Вера встала и пошла мыть посуду. «Разве у тебя нет машины?» – спрашивал ее взгляд Темы.
– Я люблю тебя, – сказала она на следующее утро, едва Тема проснулся; он только-только открыл свои медовые глаза. – Я тебя очень люблю.
– И я тебя люблю, моя зая. Очень-очень, – сюсюкая, произнес Тема.
Они не спеша оделись, болтая о пустяках, выпили кофе, на прощание сердечно обнялись, расцеловались. И, лишь закрыв за Темой дверь, Вера окончательно уверилась, что никогда больше его не увидит.
Никогда-никогда.
И такое счастье тоже бывает.
Пела
В воскресенье вечером пела обладательница пронзительного голоса, меццо-сопрано. Певица выступала в замке Кверчето, средневековом, из серо-бурого камня, на горе в окружении плюшево-желтых холмов.

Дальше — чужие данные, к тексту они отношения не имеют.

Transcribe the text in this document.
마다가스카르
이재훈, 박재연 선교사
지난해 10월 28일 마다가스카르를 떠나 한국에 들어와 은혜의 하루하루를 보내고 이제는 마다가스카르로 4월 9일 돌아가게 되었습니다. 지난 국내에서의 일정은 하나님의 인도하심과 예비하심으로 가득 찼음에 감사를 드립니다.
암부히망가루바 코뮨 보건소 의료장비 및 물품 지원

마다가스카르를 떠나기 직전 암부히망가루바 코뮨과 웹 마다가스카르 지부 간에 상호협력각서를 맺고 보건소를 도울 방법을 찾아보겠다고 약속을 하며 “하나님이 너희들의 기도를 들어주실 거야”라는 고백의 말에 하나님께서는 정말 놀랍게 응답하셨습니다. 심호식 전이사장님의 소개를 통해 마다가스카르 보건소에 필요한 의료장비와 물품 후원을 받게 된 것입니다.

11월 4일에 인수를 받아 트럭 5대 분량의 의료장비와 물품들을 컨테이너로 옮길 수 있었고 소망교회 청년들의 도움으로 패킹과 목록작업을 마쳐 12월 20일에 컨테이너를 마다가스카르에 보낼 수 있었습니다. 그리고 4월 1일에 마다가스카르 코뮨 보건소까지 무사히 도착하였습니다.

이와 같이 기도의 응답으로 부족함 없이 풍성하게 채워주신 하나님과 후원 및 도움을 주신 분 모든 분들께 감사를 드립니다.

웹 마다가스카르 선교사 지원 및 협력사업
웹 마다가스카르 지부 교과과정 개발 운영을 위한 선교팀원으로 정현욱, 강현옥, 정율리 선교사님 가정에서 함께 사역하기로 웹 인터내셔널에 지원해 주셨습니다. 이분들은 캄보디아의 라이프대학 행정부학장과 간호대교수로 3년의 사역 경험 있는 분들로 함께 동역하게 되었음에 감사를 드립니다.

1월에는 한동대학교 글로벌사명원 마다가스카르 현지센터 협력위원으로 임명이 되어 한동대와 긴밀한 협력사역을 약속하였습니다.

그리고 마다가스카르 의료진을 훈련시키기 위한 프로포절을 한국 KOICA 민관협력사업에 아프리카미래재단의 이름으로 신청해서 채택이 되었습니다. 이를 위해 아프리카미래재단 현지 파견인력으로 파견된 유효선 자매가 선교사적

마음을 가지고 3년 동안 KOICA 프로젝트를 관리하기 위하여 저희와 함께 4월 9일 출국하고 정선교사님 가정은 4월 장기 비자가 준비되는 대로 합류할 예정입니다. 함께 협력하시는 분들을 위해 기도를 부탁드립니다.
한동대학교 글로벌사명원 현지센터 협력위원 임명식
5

В длинном помещении, принадлежащем тосканскому маркизу (его так тут по титулу и зовут: Маркиз), стояли покрытые белыми бумажными скатертями столики с бокалами с красным вином на них, в начале вагоноподобной комнаты помещался черный рояль, а за роялем сидел аккомпаниатор: одухотворенно подняв подбородок, он показывал публике белую плешь меж черной, сложенной из двух подков щетины. Он жмурился от наслаждения, извлекая из рояля музыку.
А она пела.
Скуластое лицо ее украшали пятна румян. Глаза были широко раскрыты, и (как мне чудилось на отдалении) трепетали густо намазанные ресницы. Она прикладывала к невысокой груди тонкие руки с алыми ногтями. И рот раскрывала широко-широко, удивительным образом не напоминая человека на приеме у стоматолога.
Она пела, и это трудно было не заметить.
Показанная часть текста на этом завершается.